Проблема с извлечением составных существительных, включая дефисы в NLP

#python #python-3.x #string #nlp #spacy

#python #python-3.x #строка #nlp #spacy

Вопрос:

Предпосылки и цель

Я хотел бы извлечь существительные и составные существительные, включая дефисы, из каждого предложения, как показано ниже. Если он содержит дефисы, мне нужно извлечь его с помощью дефисов.

 {The T-shirt is old.: ['T-shirt'], 
I bought the computer and the new web-cam.: ['computer', 'web-cam'], 
I bought the computer and the new web camera.: ['computer', 'web camera']}

проблема

Текущий вывод приведен ниже. В первом слове составных существительных есть метки «compound», но я не могу извлечь то, что ожидаю на данный момент.

 T T PROPN NNP compound X True False
shirt shirt NOUN NN nsubj xxxx True False
computer computer NOUN NN dobj xxxx True False
web web NOUN NN compound xxx True False
cam cam NOUN NN conj xxx True False
computer computer NOUN NN dobj xxxx True False
web web NOUN NN compound xxx True False
camera camera NOUN NN conj xxxx True False

{The T-shirt is old.: ['T -', 'T', 'T -', 'shirt'], 
I bought the computer and the new web-cam.: ['web -', 'computer', 'web -', 'web', 'web -', 'cam'], 
I bought the computer and the new web camera.: ['web camera', 'computer', 'web camera', 'web', 'web camera', 'camera']}

Текущий код

Я использую библиотеку NLP, spaCy, чтобы различать существительные и составные существительные. Надеюсь услышать ваш совет, как исправить текущий код.

 import spacy
nlp = spacy.load("en_core_web_sm")

texts =  ["The T-shirt is old.", "I bought the computer and the new web-cam.", "I bought the computer and the new web camera."]

nouns = []*len(texts)
dic = {k: v for k, v in zip(texts, nouns)}

for i in range(len(texts)):
    text = nlp(texts[i])
    words = []
    for word in text:
        if word.pos_ == 'NOUN'or word.pos_ == 'PROPN':
            print(word.text, word.lemma_, word.pos_, word.tag_, word.dep_,
                word.shape_, word.is_alpha, word.is_stop)

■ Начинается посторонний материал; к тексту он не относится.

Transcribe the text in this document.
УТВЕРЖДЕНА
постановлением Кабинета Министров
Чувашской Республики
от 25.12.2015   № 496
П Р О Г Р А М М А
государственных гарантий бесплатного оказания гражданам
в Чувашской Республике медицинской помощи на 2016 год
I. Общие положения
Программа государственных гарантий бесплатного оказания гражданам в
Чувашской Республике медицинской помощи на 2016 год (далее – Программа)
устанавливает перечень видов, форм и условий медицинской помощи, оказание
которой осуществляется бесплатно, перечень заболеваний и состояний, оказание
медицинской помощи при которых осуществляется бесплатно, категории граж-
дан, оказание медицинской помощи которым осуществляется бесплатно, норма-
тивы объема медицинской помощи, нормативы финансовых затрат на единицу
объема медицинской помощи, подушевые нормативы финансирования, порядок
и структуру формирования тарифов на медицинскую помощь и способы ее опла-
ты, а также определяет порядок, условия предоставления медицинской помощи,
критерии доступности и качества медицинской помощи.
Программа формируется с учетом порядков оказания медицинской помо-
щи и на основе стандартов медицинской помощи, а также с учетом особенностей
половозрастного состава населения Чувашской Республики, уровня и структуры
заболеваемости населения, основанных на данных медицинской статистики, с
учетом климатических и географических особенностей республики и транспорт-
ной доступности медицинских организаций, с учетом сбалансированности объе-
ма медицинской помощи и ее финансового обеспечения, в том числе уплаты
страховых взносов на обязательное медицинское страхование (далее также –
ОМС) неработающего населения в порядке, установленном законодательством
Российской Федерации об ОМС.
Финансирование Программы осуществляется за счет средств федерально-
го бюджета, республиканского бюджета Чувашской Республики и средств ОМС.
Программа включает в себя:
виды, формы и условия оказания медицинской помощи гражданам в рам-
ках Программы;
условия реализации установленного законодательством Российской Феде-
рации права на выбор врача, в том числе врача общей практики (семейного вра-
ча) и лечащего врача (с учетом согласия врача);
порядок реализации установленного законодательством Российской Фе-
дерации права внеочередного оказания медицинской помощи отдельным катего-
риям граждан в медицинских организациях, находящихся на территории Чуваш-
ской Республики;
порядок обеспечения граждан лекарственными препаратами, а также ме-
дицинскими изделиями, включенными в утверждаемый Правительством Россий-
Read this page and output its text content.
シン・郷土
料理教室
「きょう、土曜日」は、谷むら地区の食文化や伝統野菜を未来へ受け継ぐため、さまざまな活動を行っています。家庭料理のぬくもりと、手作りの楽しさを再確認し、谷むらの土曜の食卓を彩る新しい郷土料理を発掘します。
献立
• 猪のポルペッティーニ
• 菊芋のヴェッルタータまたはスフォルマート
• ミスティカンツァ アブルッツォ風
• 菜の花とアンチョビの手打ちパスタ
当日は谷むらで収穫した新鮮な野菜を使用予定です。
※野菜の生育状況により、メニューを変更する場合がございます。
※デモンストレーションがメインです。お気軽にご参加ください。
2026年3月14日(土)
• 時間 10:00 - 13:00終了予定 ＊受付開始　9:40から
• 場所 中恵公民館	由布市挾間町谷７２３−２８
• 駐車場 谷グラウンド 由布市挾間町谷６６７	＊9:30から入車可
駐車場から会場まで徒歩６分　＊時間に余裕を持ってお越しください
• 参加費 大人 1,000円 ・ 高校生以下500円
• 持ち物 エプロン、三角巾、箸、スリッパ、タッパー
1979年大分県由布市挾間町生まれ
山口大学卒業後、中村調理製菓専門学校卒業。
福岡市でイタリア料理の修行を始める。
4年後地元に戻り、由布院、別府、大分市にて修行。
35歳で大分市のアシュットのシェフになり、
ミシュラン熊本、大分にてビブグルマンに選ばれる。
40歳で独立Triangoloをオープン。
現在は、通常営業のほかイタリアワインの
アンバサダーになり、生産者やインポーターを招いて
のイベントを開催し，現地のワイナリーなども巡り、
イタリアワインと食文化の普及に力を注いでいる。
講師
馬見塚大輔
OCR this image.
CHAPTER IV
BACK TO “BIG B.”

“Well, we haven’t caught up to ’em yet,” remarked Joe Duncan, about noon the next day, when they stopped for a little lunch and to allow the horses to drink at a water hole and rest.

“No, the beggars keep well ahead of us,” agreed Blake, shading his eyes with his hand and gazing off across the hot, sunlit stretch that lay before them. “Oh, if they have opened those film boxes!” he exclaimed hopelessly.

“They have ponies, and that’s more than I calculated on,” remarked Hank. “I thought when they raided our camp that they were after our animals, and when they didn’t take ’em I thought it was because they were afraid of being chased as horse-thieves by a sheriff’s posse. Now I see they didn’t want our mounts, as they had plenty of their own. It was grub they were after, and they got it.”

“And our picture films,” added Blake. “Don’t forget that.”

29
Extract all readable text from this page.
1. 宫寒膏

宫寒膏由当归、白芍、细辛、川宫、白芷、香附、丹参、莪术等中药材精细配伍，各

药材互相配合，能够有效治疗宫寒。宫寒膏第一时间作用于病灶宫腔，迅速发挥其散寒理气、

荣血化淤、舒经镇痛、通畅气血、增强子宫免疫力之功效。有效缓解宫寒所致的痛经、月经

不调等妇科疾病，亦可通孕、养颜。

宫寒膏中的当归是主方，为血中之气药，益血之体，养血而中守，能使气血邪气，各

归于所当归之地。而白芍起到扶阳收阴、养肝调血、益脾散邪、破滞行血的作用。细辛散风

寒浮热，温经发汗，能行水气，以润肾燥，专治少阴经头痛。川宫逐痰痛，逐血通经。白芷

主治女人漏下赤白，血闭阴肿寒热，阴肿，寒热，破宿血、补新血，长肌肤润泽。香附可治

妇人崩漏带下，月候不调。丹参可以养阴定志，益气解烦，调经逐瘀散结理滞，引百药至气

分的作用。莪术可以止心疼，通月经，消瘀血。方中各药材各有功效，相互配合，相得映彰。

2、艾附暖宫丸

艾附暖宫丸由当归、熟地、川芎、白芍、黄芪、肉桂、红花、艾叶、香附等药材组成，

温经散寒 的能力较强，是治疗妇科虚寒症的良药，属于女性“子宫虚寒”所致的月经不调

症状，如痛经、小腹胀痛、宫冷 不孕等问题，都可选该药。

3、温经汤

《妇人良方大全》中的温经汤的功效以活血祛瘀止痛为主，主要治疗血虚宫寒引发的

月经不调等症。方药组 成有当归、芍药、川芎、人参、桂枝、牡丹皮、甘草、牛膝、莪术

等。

            #compound words
            for j in range(len(text)):
                    token = text[j]
                    if token.dep_ == 'compound':
                        if j < len(text)-1:
                            nexttoken = text[j 1]
                            words.append(str(token.text   ' '   nexttoken.text))


            else:
                words.append(word.text)
    dic[text] = words       
print(dic)

Среда разработки

Python 3.7.4

Расширенная версия 2.3.2

Ответ №1:

Пожалуйста, попробуйте:

 import spacy
nlp = spacy.load("en_core_web_sm")

texts =  ("The T-shirt is old",
          "I bought the computer and the new web-cam",
          "I bought the computer and the new web camera",
         )
docs = nlp.pipe(texts)  

compounds = []
for doc in docs:
    compounds.append({doc.text:[doc[tok.i:tok.head.i 1] for tok in doc if tok.dep_=="compound"]})
print(compounds)
[{'The T-shirt is old.': [T-shirt]}, 
{'I bought the computer and the new web-cam.': [web-cam]}, 
{'I bought the computer and the new web camera.': [web camera]}]

computer отсутствует в этом списке, но я не думаю, что он квалифицируется как составной.

Вопрос:

Предпосылки и цель

проблема

Текущий код

Среда разработки

Ответ №1:

Вам также может понравиться

Как повторить функцию и обработчик, пока пользователь не даст действительный ответ telegram-боту?

Обрабатывать исключение базового класса

Как я могу заставить Resharper использовать имена типов CLR для автоматически сгенерированного кода?